Tug-O-War Is Not Charity
Ezra Klein thinks that political organizations are worthwhile charities.
If you donate money to a food bank, it can provide only as much food as your money can buy. If you donate it to a nonprofit that specializes in food policy issues, it can persuade legislators to pass a new program – or reform an existing one – that can do much more than any single food bank.
So he winds up giving his money to support a think tank whose employees are somewhere around the 95th percentile of the income distribution, in the hope that they will help tilt the rent-seeking in Washington in a direction that he likes. … It is actually sort of sad for a policy wonk to settle on the idea of making donations to an organization of policy wonks.
If public policy is a point in a high dimensional space, then every policy change has two components: a partisan and a non-partisan change. Partisan changes are along standard partisan axes, where people are lined up in a tug-o-war on different sides pulling in different directions. Non partisan changes, in contrast, are not seen as a win for one side relative to others. Technically, partisan changes project total changes into the partisan subspace.

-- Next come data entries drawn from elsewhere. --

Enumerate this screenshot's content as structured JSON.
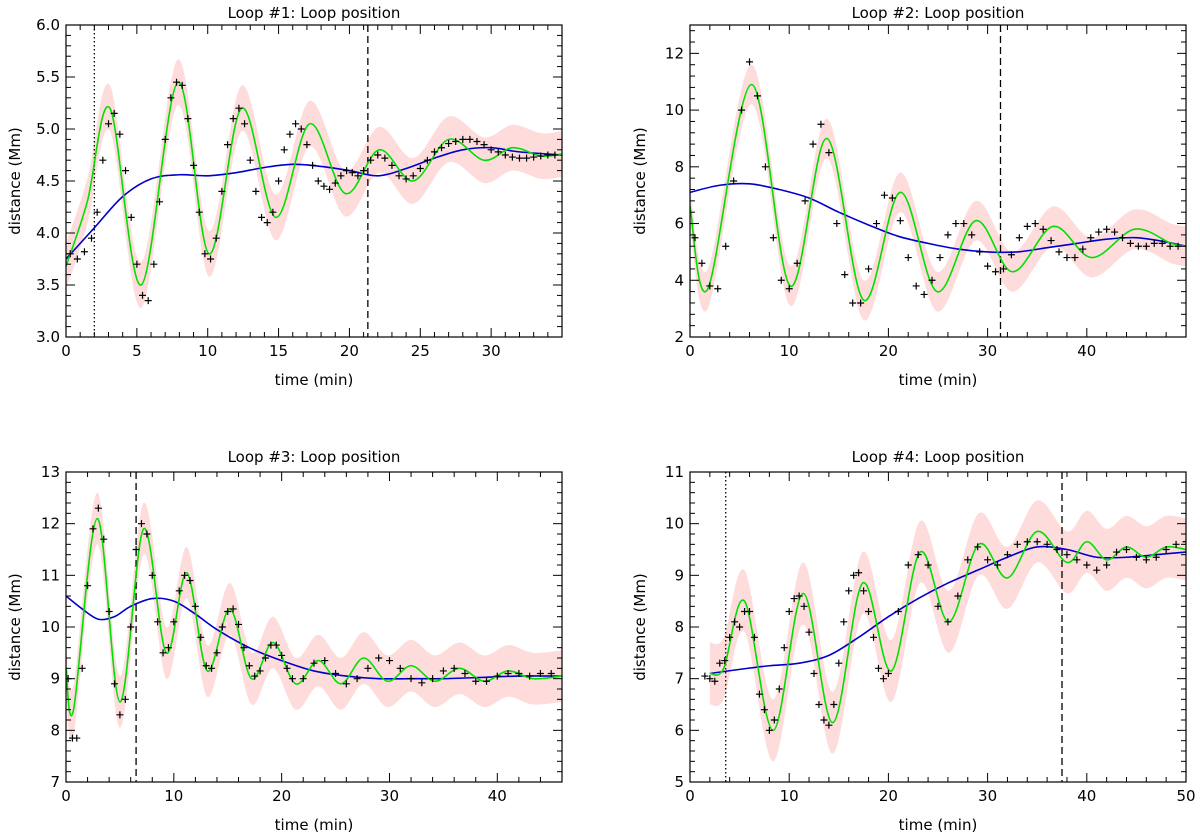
{
  "colors": {
    "fit": "#00e000",
    "trend": "#0000cc",
    "band": "#ffdcdc",
    "data": "#000000"
  },
  "chart_data": [
    {
      "type": "line",
      "title": "Loop #1: Loop position",
      "xlabel": "time (min)",
      "ylabel": "distance (Mm)",
      "xlim": [
        0,
        35
      ],
      "ylim": [
        3.0,
        6.0
      ],
      "xticks": [
        0,
        5,
        10,
        15,
        20,
        25,
        30
      ],
      "xtick_labels": [
        "0",
        "5",
        "10",
        "15",
        "20",
        "25",
        "30"
      ],
      "yticks": [
        3.0,
        3.5,
        4.0,
        4.5,
        5.0,
        5.5,
        6.0
      ],
      "ytick_labels": [
        "3.0",
        "3.5",
        "4.0",
        "4.5",
        "5.0",
        "5.5",
        "6.0"
      ],
      "vlines": [
        {
          "x": 2.0,
          "style": "dotted"
        },
        {
          "x": 21.3,
          "style": "dashed"
        }
      ],
      "series": [
        {
          "name": "trend",
          "style": "blue-line",
          "x": [
            0,
            2,
            4,
            6,
            8,
            10,
            12,
            14,
            16,
            18,
            20,
            22,
            24,
            26,
            28,
            30,
            32,
            35
          ],
          "y": [
            3.75,
            4.05,
            4.35,
            4.52,
            4.56,
            4.55,
            4.58,
            4.63,
            4.66,
            4.64,
            4.6,
            4.55,
            4.62,
            4.72,
            4.8,
            4.82,
            4.78,
            4.75
          ]
        },
        {
          "name": "fit",
          "style": "green-line",
          "x": [
            0,
            1.5,
            3.1,
            5.3,
            7.9,
            10.1,
            12.4,
            14.8,
            17.2,
            19.7,
            22.1,
            24.5,
            27.0,
            29.5,
            31.5,
            33.5,
            35
          ],
          "y": [
            3.68,
            4.3,
            5.2,
            3.5,
            5.45,
            3.8,
            5.2,
            4.15,
            5.05,
            4.38,
            4.8,
            4.5,
            4.9,
            4.7,
            4.82,
            4.74,
            4.76
          ]
        },
        {
          "name": "observed",
          "style": "plus-markers",
          "x": [
            0.3,
            0.8,
            1.3,
            1.8,
            2.2,
            2.6,
            3.0,
            3.4,
            3.8,
            4.2,
            4.6,
            5.0,
            5.4,
            5.8,
            6.2,
            6.6,
            7.0,
            7.4,
            7.8,
            8.2,
            8.6,
            9.0,
            9.4,
            9.8,
            10.2,
            10.6,
            11.0,
            11.4,
            11.8,
            12.2,
            12.6,
            13.0,
            13.4,
            13.8,
            14.2,
            14.6,
            15.0,
            15.4,
            15.8,
            16.2,
            16.6,
            17.0,
            17.4,
            17.8,
            18.2,
            18.6,
            19.0,
            19.4,
            19.8,
            20.2,
            20.6,
            21.0,
            21.5,
            22.0,
            22.5,
            23.0,
            23.5,
            24.0,
            24.5,
            25.0,
            25.5,
            26.0,
            26.5,
            27.0,
            27.5,
            28.0,
            28.5,
            29.0,
            29.5,
            30.0,
            30.5,
            31.0,
            31.5,
            32.0,
            32.5,
            33.0,
            33.5,
            34.0,
            34.5
          ],
          "y": [
            3.8,
            3.75,
            3.82,
            3.95,
            4.2,
            4.7,
            5.05,
            5.15,
            4.95,
            4.6,
            4.15,
            3.7,
            3.4,
            3.35,
            3.7,
            4.3,
            4.9,
            5.3,
            5.45,
            5.42,
            5.1,
            4.65,
            4.2,
            3.8,
            3.75,
            3.95,
            4.4,
            4.85,
            5.1,
            5.2,
            5.05,
            4.7,
            4.4,
            4.15,
            4.1,
            4.2,
            4.5,
            4.8,
            4.95,
            5.05,
            5.0,
            4.85,
            4.65,
            4.5,
            4.45,
            4.42,
            4.48,
            4.55,
            4.6,
            4.58,
            4.55,
            4.6,
            4.7,
            4.75,
            4.72,
            4.65,
            4.55,
            4.52,
            4.55,
            4.62,
            4.7,
            4.78,
            4.82,
            4.86,
            4.88,
            4.9,
            4.9,
            4.88,
            4.85,
            4.8,
            4.78,
            4.75,
            4.73,
            4.72,
            4.72,
            4.73,
            4.74,
            4.75,
            4.75
          ]
        }
      ],
      "band_halfwidth": 0.22
    },
    {
      "type": "line",
      "title": "Loop #2: Loop position",
      "xlabel": "time (min)",
      "ylabel": "distance (Mm)",
      "xlim": [
        0,
        50
      ],
      "ylim": [
        2,
        13
      ],
      "xticks": [
        0,
        10,
        20,
        30,
        40
      ],
      "xtick_labels": [
        "0",
        "10",
        "20",
        "30",
        "40"
      ],
      "yticks": [
        2,
        4,
        6,
        8,
        10,
        12
      ],
      "ytick_labels": [
        "2",
        "4",
        "6",
        "8",
        "10",
        "12"
      ],
      "vlines": [
        {
          "x": 31.3,
          "style": "dashed"
        }
      ],
      "series": [
        {
          "name": "trend",
          "style": "blue-line",
          "x": [
            0,
            3,
            6,
            9,
            12,
            15,
            18,
            21,
            24,
            27,
            30,
            33,
            36,
            39,
            42,
            45,
            48,
            50
          ],
          "y": [
            7.1,
            7.35,
            7.4,
            7.2,
            6.9,
            6.4,
            5.95,
            5.55,
            5.3,
            5.1,
            5.0,
            5.0,
            5.15,
            5.3,
            5.45,
            5.5,
            5.35,
            5.2
          ]
        },
        {
          "name": "fit",
          "style": "green-line",
          "x": [
            0,
            1.8,
            6.2,
            10.1,
            13.8,
            17.5,
            21.2,
            24.9,
            28.8,
            32.5,
            36.6,
            40.5,
            44.8,
            48.5,
            50
          ],
          "y": [
            6.6,
            3.7,
            10.9,
            3.8,
            9.0,
            3.3,
            7.1,
            3.6,
            6.1,
            4.3,
            5.9,
            4.8,
            5.8,
            5.3,
            5.2
          ]
        },
        {
          "name": "observed",
          "style": "plus-markers",
          "x": [
            0.5,
            1.2,
            2.0,
            2.8,
            3.6,
            4.4,
            5.2,
            6.0,
            6.8,
            7.6,
            8.4,
            9.2,
            10.0,
            10.8,
            11.6,
            12.4,
            13.2,
            14.0,
            14.8,
            15.6,
            16.4,
            17.2,
            18.0,
            18.8,
            19.6,
            20.4,
            21.2,
            22.0,
            22.8,
            23.6,
            24.4,
            25.2,
            26.0,
            26.8,
            27.6,
            28.4,
            29.2,
            30.0,
            30.8,
            31.6,
            32.4,
            33.2,
            34.0,
            34.8,
            35.6,
            36.4,
            37.2,
            38.0,
            38.8,
            39.6,
            40.4,
            41.2,
            42.0,
            42.8,
            43.6,
            44.4,
            45.2,
            46.0,
            46.8,
            47.6,
            48.4,
            49.2
          ],
          "y": [
            5.5,
            4.6,
            3.8,
            3.7,
            5.2,
            7.5,
            10.0,
            11.7,
            10.5,
            8.0,
            5.5,
            4.0,
            3.7,
            4.6,
            6.8,
            8.8,
            9.5,
            8.5,
            6.0,
            4.2,
            3.2,
            3.2,
            4.4,
            6.0,
            7.0,
            6.9,
            6.1,
            4.8,
            3.8,
            3.5,
            4.0,
            4.8,
            5.6,
            6.0,
            6.0,
            5.6,
            5.0,
            4.5,
            4.3,
            4.4,
            4.9,
            5.5,
            5.9,
            6.0,
            5.8,
            5.4,
            5.0,
            4.8,
            4.8,
            5.1,
            5.5,
            5.7,
            5.8,
            5.7,
            5.5,
            5.3,
            5.2,
            5.2,
            5.3,
            5.3,
            5.2,
            5.2
          ]
        }
      ],
      "band_halfwidth": 0.7
    },
    {
      "type": "line",
      "title": "Loop #3: Loop position",
      "xlabel": "time (min)",
      "ylabel": "distance (Mm)",
      "xlim": [
        0,
        46
      ],
      "ylim": [
        7,
        13
      ],
      "xticks": [
        0,
        10,
        20,
        30,
        40
      ],
      "xtick_labels": [
        "0",
        "10",
        "20",
        "30",
        "40"
      ],
      "yticks": [
        7,
        8,
        9,
        10,
        11,
        12,
        13
      ],
      "ytick_labels": [
        "7",
        "8",
        "9",
        "10",
        "11",
        "12",
        "13"
      ],
      "vlines": [
        {
          "x": 6.5,
          "style": "dashed"
        }
      ],
      "series": [
        {
          "name": "trend",
          "style": "blue-line",
          "x": [
            0,
            1.5,
            3,
            4.5,
            6,
            8,
            10,
            12,
            14,
            17,
            20,
            23,
            26,
            29,
            32,
            35,
            38,
            42,
            46
          ],
          "y": [
            10.6,
            10.35,
            10.15,
            10.2,
            10.4,
            10.55,
            10.5,
            10.25,
            9.95,
            9.6,
            9.35,
            9.15,
            9.05,
            9.0,
            9.0,
            9.0,
            9.02,
            9.05,
            9.05
          ]
        },
        {
          "name": "fit",
          "style": "green-line",
          "x": [
            0,
            0.7,
            2.9,
            5.0,
            7.2,
            9.3,
            11.2,
            13.1,
            15.2,
            17.2,
            19.2,
            21.3,
            23.4,
            25.5,
            27.6,
            29.8,
            32.0,
            34.2,
            36.5,
            38.8,
            41.0,
            43.3,
            46
          ],
          "y": [
            9.2,
            8.4,
            12.1,
            8.55,
            11.9,
            9.5,
            11.05,
            9.15,
            10.35,
            9.0,
            9.7,
            8.9,
            9.35,
            8.9,
            9.4,
            8.95,
            9.25,
            8.95,
            9.2,
            8.95,
            9.15,
            9.0,
            9.05
          ]
        },
        {
          "name": "observed",
          "style": "plus-markers",
          "x": [
            0.2,
            0.6,
            1.0,
            1.5,
            2.0,
            2.5,
            3.0,
            3.5,
            4.0,
            4.5,
            5.0,
            5.5,
            6.0,
            6.5,
            7.0,
            7.5,
            8.0,
            8.5,
            9.0,
            9.5,
            10.0,
            10.5,
            11.0,
            11.5,
            12.0,
            12.5,
            13.0,
            13.5,
            14.0,
            14.5,
            15.0,
            15.5,
            16.0,
            16.5,
            17.0,
            17.5,
            18.0,
            18.5,
            19.0,
            19.5,
            20.0,
            20.5,
            21.0,
            22.0,
            23.0,
            24.0,
            25.0,
            26.0,
            27.0,
            28.0,
            29.0,
            30.0,
            31.0,
            32.0,
            33.0,
            34.0,
            35.0,
            36.0,
            37.0,
            38.0,
            39.0,
            40.0,
            41.0,
            42.0,
            43.0,
            44.0,
            45.0
          ],
          "y": [
            9.0,
            7.85,
            7.85,
            9.2,
            10.8,
            11.9,
            12.3,
            11.7,
            10.3,
            8.9,
            8.3,
            8.6,
            10.0,
            11.5,
            12.0,
            11.8,
            11.0,
            10.1,
            9.5,
            9.6,
            10.1,
            10.7,
            11.0,
            10.9,
            10.4,
            9.8,
            9.25,
            9.2,
            9.5,
            10.0,
            10.3,
            10.35,
            10.05,
            9.6,
            9.25,
            9.05,
            9.15,
            9.4,
            9.65,
            9.65,
            9.45,
            9.2,
            9.0,
            9.0,
            9.3,
            9.35,
            9.1,
            8.9,
            9.0,
            9.2,
            9.4,
            9.35,
            9.2,
            9.0,
            8.92,
            9.0,
            9.15,
            9.2,
            9.1,
            8.95,
            8.95,
            9.05,
            9.1,
            9.1,
            9.05,
            9.1,
            9.1
          ]
        }
      ],
      "band_halfwidth": 0.5
    },
    {
      "type": "line",
      "title": "Loop #4: Loop position",
      "xlabel": "time (min)",
      "ylabel": "distance (Mm)",
      "xlim": [
        0,
        50
      ],
      "ylim": [
        5,
        11
      ],
      "xticks": [
        0,
        10,
        20,
        30,
        40,
        50
      ],
      "xtick_labels": [
        "0",
        "10",
        "20",
        "30",
        "40",
        "50"
      ],
      "yticks": [
        5,
        6,
        7,
        8,
        9,
        10,
        11
      ],
      "ytick_labels": [
        "5",
        "6",
        "7",
        "8",
        "9",
        "10",
        "11"
      ],
      "vlines": [
        {
          "x": 3.6,
          "style": "dotted"
        },
        {
          "x": 37.5,
          "style": "dashed"
        }
      ],
      "series": [
        {
          "name": "trend",
          "style": "blue-line",
          "x": [
            2,
            5,
            8,
            11,
            14,
            17,
            20,
            23,
            26,
            29,
            32,
            35,
            38,
            41,
            44,
            47,
            50
          ],
          "y": [
            7.1,
            7.18,
            7.25,
            7.3,
            7.45,
            7.8,
            8.2,
            8.55,
            8.85,
            9.1,
            9.35,
            9.55,
            9.5,
            9.35,
            9.35,
            9.4,
            9.45
          ]
        },
        {
          "name": "fit",
          "style": "green-line",
          "x": [
            2,
            3.4,
            5.5,
            8.4,
            11.4,
            14.4,
            17.4,
            20.3,
            23.2,
            26.1,
            29.1,
            32.0,
            35.0,
            38.0,
            40.0,
            42.0,
            44.0,
            46.0,
            48.0,
            50
          ],
          "y": [
            7.1,
            7.2,
            8.5,
            6.0,
            8.65,
            6.15,
            8.85,
            7.15,
            9.45,
            8.1,
            9.6,
            8.95,
            9.85,
            9.25,
            9.65,
            9.3,
            9.55,
            9.35,
            9.55,
            9.5
          ]
        },
        {
          "name": "observed",
          "style": "plus-markers",
          "x": [
            1.5,
            2.0,
            2.5,
            3.0,
            3.5,
            4.0,
            4.5,
            5.0,
            5.5,
            6.0,
            6.5,
            7.0,
            7.5,
            8.0,
            8.5,
            9.0,
            9.5,
            10.0,
            10.5,
            11.0,
            11.5,
            12.0,
            12.5,
            13.0,
            13.5,
            14.0,
            14.5,
            15.0,
            15.5,
            16.0,
            16.5,
            17.0,
            17.5,
            18.0,
            18.5,
            19.0,
            19.5,
            20.0,
            21.0,
            22.0,
            23.0,
            24.0,
            25.0,
            26.0,
            27.0,
            28.0,
            29.0,
            30.0,
            31.0,
            32.0,
            33.0,
            34.0,
            35.0,
            36.0,
            37.0,
            38.0,
            39.0,
            40.0,
            41.0,
            42.0,
            43.0,
            44.0,
            45.0,
            46.0,
            47.0,
            48.0,
            49.0,
            50.0
          ],
          "y": [
            7.05,
            7.0,
            6.95,
            7.3,
            7.35,
            7.8,
            8.1,
            8.0,
            8.3,
            8.3,
            7.8,
            6.7,
            6.4,
            6.0,
            6.2,
            6.8,
            7.6,
            8.3,
            8.55,
            8.6,
            8.4,
            7.9,
            7.1,
            6.5,
            6.2,
            6.1,
            6.5,
            7.3,
            8.1,
            8.7,
            9.0,
            9.05,
            8.7,
            8.3,
            7.8,
            7.2,
            7.0,
            7.1,
            8.3,
            9.2,
            9.4,
            9.2,
            8.4,
            8.1,
            8.6,
            9.3,
            9.55,
            9.3,
            9.2,
            9.4,
            9.6,
            9.65,
            9.65,
            9.6,
            9.5,
            9.4,
            9.3,
            9.2,
            9.1,
            9.2,
            9.45,
            9.5,
            9.35,
            9.3,
            9.35,
            9.5,
            9.6,
            9.65
          ]
        }
      ],
      "band_halfwidth": 0.6
    }
  ]
}
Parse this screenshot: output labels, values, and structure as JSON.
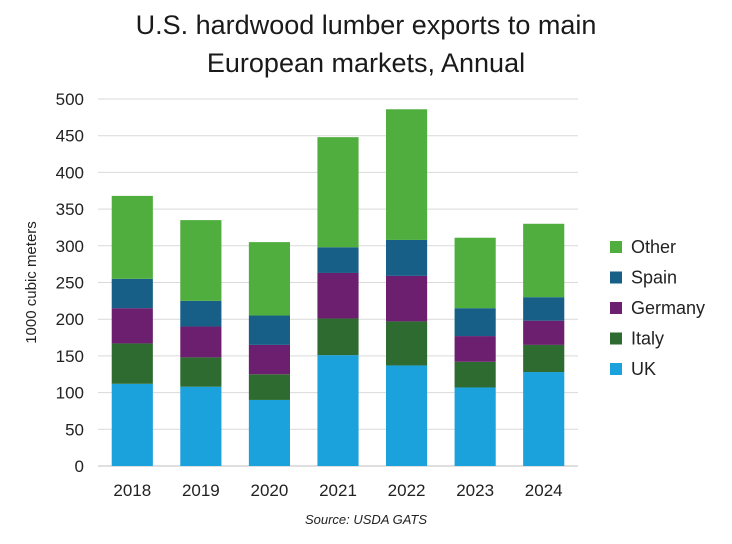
{
  "chart_data": {
    "type": "bar",
    "stacked": true,
    "title_line1": "U.S. hardwood lumber exports to main",
    "title_line2": "European markets, Annual",
    "ylabel": "1000 cubic meters",
    "xlabel": "",
    "ylim": [
      0,
      500
    ],
    "yticks": [
      0,
      50,
      100,
      150,
      200,
      250,
      300,
      350,
      400,
      450,
      500
    ],
    "grid": true,
    "legend_position": "right",
    "categories": [
      "2018",
      "2019",
      "2020",
      "2021",
      "2022",
      "2023",
      "2024"
    ],
    "series": [
      {
        "name": "UK",
        "color": "#1ba1dc",
        "values": [
          112,
          108,
          90,
          151,
          137,
          107,
          128
        ]
      },
      {
        "name": "Italy",
        "color": "#2e6b30",
        "values": [
          55,
          40,
          35,
          50,
          60,
          35,
          37
        ]
      },
      {
        "name": "Germany",
        "color": "#6b1f6e",
        "values": [
          48,
          42,
          40,
          62,
          62,
          35,
          33
        ]
      },
      {
        "name": "Spain",
        "color": "#175f86",
        "values": [
          40,
          35,
          40,
          35,
          49,
          38,
          32
        ]
      },
      {
        "name": "Other",
        "color": "#4fae3d",
        "values": [
          113,
          110,
          100,
          150,
          178,
          96,
          100
        ]
      }
    ],
    "source": "Source: USDA GATS"
  }
}
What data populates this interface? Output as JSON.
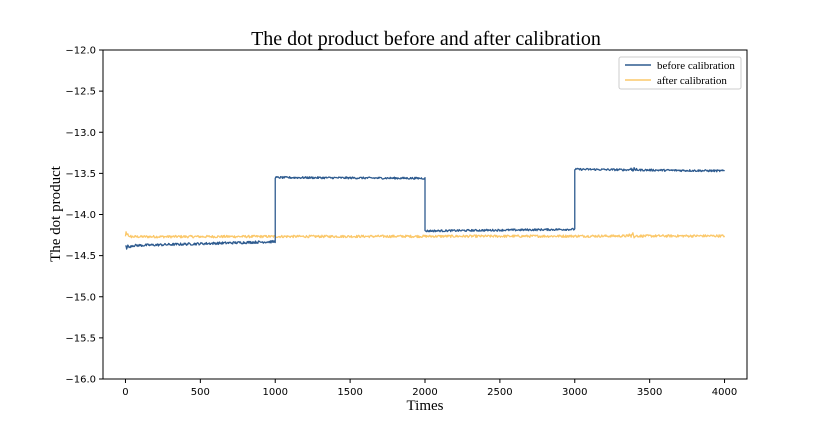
{
  "chart_data": {
    "type": "line",
    "title": "The dot product before and after calibration",
    "xlabel": "Times",
    "ylabel": "The dot product",
    "xlim": [
      -150,
      4150
    ],
    "ylim": [
      -16.0,
      -12.0
    ],
    "xticks": [
      0,
      500,
      1000,
      1500,
      2000,
      2500,
      3000,
      3500,
      4000
    ],
    "xtick_labels": [
      "0",
      "500",
      "1000",
      "1500",
      "2000",
      "2500",
      "3000",
      "3500",
      "4000"
    ],
    "yticks": [
      -12.0,
      -12.5,
      -13.0,
      -13.5,
      -14.0,
      -14.5,
      -15.0,
      -15.5,
      -16.0
    ],
    "ytick_labels": [
      "−12.0",
      "−12.5",
      "−13.0",
      "−13.5",
      "−14.0",
      "−14.5",
      "−15.0",
      "−15.5",
      "−16.0"
    ],
    "grid": false,
    "legend_position": "top-right",
    "series": [
      {
        "name": "before calibration",
        "color": "#2e5b8f",
        "segments": [
          {
            "x_start": 0,
            "x_end": 1000,
            "y_start": -14.38,
            "y_end": -14.33,
            "noise": 0.015
          },
          {
            "x_start": 1000,
            "x_end": 2000,
            "y_start": -13.55,
            "y_end": -13.56,
            "noise": 0.012
          },
          {
            "x_start": 2000,
            "x_end": 3000,
            "y_start": -14.2,
            "y_end": -14.18,
            "noise": 0.012
          },
          {
            "x_start": 3000,
            "x_end": 4000,
            "y_start": -13.45,
            "y_end": -13.47,
            "noise": 0.012
          }
        ],
        "spikes": [
          {
            "x": 0,
            "y": -14.45
          },
          {
            "x": 3380,
            "y": -13.4
          }
        ]
      },
      {
        "name": "after calibration",
        "color": "#fbc86a",
        "segments": [
          {
            "x_start": 0,
            "x_end": 4000,
            "y_start": -14.27,
            "y_end": -14.26,
            "noise": 0.015
          }
        ],
        "spikes": [
          {
            "x": 0,
            "y": -14.18
          },
          {
            "x": 3380,
            "y": -14.2
          }
        ]
      }
    ]
  }
}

Assuming all parties think they seek good, partisan changes can only be good if some parties are right while others are wrong about what is good. In contrast, you can be right about a non-partisan change without others being wrong. Since the total space has a far larger dimension that the partisan space, there is a huge scope for searching in that larger space for changes that all sides could see as good. And donations to encourage such efforts can indeed consistently produce large social gains relative to their costs.
Donations to change policy within the partisan subspace, however, only achieve good when they happen to be on the right side of partisan disagreements. Averaged over the disagreeing parties, such donations cannot on average achieve good unless there is a correlation between between donations, or donation effectiveness, and which sides are right. Even if you think you are right at the moment on your particular partisan policy opinions, you can’t think it good on average to encourage partisan donations, unless you think donations tend overall to go to the good or more donation-effective sides.
Unfortunately most thinktank efforts go into pushing for their sides within the partisan subspace, because that is what most donors care about. For example, Ezra’s two concrete policy examples, of “the need for food banks and homeless shelters and social services” and “repeal the 2010 health-care reform legislation,” are both clearly partisan.
Humans clearly tend to be overconfident about politics. Since you are human, that tendency is a likely cause of your confidence in your political opinions. If your politics were about doing good with policy, you should correct for that overconfidence, and that correction would on average move folks to have little interest in partisan pushes. Of course if your politics is not about policy, but about showing loyalty, how clever or informed you are, etc., well then go right ahead and be partisan. But don’t tell me that is generally beneficial charity.